Monday, 22 December 2014


Has anyone else noticed that the SNP are becoming referred to more frequently in the main-stream media (MSM) as the 'insurgent SNP'?

For example:

The National, 22/12/2014 [referring to Ed Miliband]
And once you factor Scotland into the equation - where Labour stand to lose a significant number of seats to the insurgent SNP - the odds lengthen even further against the opposition leader
The Spectator. 14/12/2013

James Forsyth: Insurgents are remaking British politics

The big parties have no answer either to the SNP or to Ukip. The consequences could be dramatic

The New Statesman, 29/12/2014

 As will the insurgent SNP and the wider nationalist movement.
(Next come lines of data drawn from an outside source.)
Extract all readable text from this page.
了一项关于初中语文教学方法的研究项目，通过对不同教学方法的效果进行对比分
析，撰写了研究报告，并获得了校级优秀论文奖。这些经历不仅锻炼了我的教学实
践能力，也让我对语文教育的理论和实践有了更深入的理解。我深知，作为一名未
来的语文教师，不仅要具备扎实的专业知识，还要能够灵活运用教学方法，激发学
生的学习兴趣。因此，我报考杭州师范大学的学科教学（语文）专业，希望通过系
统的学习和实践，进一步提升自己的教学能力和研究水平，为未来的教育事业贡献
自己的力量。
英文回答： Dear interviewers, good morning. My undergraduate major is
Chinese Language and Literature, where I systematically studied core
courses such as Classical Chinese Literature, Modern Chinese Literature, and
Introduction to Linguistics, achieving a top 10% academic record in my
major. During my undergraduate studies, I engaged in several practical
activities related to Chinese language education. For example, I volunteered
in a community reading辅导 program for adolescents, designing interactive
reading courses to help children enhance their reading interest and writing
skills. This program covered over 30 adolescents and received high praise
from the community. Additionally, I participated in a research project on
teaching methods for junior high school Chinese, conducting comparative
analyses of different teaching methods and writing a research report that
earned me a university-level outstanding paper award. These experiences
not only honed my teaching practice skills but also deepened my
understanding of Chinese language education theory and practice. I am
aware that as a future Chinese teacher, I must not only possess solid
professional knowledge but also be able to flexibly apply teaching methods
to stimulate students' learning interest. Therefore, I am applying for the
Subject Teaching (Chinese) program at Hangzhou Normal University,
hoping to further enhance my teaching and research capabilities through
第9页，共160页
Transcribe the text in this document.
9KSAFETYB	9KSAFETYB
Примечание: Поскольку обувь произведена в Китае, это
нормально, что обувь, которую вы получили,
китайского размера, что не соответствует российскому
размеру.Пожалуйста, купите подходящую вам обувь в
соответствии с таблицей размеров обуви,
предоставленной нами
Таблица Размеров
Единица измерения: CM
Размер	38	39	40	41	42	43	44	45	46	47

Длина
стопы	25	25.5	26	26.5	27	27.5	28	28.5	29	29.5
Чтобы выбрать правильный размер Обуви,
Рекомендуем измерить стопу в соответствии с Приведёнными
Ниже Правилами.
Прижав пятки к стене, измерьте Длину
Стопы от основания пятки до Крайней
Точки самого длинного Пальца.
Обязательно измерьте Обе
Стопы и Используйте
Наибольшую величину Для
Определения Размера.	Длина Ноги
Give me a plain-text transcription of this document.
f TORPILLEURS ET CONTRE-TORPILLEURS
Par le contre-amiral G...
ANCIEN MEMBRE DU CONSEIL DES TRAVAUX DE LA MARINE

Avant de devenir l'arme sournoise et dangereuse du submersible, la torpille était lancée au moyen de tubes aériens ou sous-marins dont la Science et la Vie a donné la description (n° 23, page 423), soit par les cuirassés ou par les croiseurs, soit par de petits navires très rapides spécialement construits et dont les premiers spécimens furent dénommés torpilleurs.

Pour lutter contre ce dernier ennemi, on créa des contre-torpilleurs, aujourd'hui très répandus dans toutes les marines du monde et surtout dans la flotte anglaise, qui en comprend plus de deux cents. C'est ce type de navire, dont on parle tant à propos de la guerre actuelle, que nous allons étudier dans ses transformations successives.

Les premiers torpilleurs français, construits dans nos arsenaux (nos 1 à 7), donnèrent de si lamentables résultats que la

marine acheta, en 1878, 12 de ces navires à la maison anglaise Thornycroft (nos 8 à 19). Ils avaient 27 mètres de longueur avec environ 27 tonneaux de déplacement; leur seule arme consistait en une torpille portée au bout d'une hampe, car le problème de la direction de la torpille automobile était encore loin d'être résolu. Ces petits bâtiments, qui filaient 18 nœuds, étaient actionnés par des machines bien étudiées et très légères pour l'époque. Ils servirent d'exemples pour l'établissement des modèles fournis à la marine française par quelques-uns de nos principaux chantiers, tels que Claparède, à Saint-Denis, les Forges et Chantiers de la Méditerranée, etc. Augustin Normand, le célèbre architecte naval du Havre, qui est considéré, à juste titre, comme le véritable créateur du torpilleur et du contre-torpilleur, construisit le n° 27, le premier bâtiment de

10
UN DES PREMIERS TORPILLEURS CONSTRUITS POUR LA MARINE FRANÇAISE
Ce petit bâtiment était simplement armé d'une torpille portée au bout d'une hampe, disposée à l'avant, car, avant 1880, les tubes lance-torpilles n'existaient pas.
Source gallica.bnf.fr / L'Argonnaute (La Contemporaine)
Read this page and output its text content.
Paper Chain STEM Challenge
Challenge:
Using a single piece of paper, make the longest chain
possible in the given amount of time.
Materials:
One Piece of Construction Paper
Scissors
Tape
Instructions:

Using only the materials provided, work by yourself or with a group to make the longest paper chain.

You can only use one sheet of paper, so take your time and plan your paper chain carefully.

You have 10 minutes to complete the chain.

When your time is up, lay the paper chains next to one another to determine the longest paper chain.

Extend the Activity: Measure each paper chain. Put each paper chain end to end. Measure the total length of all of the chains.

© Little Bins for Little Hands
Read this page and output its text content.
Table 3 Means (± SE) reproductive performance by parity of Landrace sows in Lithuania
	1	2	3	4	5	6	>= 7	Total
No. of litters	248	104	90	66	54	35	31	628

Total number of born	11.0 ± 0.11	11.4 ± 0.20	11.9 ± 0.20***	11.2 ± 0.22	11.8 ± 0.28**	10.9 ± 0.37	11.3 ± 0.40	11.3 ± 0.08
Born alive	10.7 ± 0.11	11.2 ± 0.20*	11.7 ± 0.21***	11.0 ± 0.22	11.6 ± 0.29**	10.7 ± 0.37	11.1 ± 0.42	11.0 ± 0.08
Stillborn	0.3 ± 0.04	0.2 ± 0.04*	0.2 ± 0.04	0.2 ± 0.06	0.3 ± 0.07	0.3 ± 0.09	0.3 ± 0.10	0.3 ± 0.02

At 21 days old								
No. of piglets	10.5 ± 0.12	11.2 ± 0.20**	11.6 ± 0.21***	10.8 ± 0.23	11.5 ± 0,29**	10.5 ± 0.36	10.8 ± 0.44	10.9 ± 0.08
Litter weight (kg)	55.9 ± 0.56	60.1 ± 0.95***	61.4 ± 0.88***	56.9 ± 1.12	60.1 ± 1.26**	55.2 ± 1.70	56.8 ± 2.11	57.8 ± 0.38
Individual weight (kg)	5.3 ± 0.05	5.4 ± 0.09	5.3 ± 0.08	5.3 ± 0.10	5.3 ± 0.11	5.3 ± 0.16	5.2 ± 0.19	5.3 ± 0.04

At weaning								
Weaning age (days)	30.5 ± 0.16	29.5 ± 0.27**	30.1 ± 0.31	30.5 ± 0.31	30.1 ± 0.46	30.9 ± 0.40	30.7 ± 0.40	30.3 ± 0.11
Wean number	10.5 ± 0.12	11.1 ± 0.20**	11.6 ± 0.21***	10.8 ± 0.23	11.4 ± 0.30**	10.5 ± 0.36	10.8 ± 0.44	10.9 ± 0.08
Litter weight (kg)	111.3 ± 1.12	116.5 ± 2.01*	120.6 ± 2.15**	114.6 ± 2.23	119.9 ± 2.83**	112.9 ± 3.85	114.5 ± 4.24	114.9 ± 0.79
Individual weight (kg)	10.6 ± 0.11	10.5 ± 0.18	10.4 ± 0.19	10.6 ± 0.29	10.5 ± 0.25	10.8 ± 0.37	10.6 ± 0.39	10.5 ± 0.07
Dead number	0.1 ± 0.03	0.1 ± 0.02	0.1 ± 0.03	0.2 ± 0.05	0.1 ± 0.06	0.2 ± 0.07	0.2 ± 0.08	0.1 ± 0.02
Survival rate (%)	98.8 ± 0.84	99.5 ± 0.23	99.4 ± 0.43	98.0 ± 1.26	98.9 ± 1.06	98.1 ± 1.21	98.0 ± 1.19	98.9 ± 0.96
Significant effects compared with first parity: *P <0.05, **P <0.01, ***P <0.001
Under Sturgeon’s leadership, the party will move to the left, partly out of conviction (unlike Salmond, she is an unambiguous social democrat) and partly out of necessity. The 60,000 people who have joined the SNP since the referendum demand nothing less. In the new Scotland, where a young generation of writers, thinkers and activists define themselves by their constitutional radicalism, Labour faces forces that it can no longer control.
 The definition of 'insurgent' from Merriam-Webster is


noun \-jənt\
: a person who fights against an established government or authority

Full Definition of INSURGENT

:  a person who revolts against civil authority or an established government; especially :  a rebel not recognized as a belligerent
:  one who acts contrary to the policies and decisions of one's own political party
Most commonly in recent years we have heard the word applied to Moslem fighters in Iraq and Afghanistan, specifically members of the Taliban and  ISIS.

Now it's possible that all these journalists have forgotten how to look up the dictionary to find they really want, which is, I suspect, 'resurgent'.  I find this hard to believe though.  All these professional writers and sub-editors have failed to spot that 'insurgent' doesn't mean what they think it does?  

It's an interesting piece of positioning by the MSM, which will set up certain associations for their readers, a large number of whom do not support the cause of Scottish independence, bracketing the SNP with Moslem freedom fighters. 

Maybe I'm just paranoid and it's simply a further decline of the English language, like the increasing use of 'momentarily' to mean 'in a moment' rather than 'for a moment'.  Maybe I'm just a pedant at heart.  Let's see how common this becomes.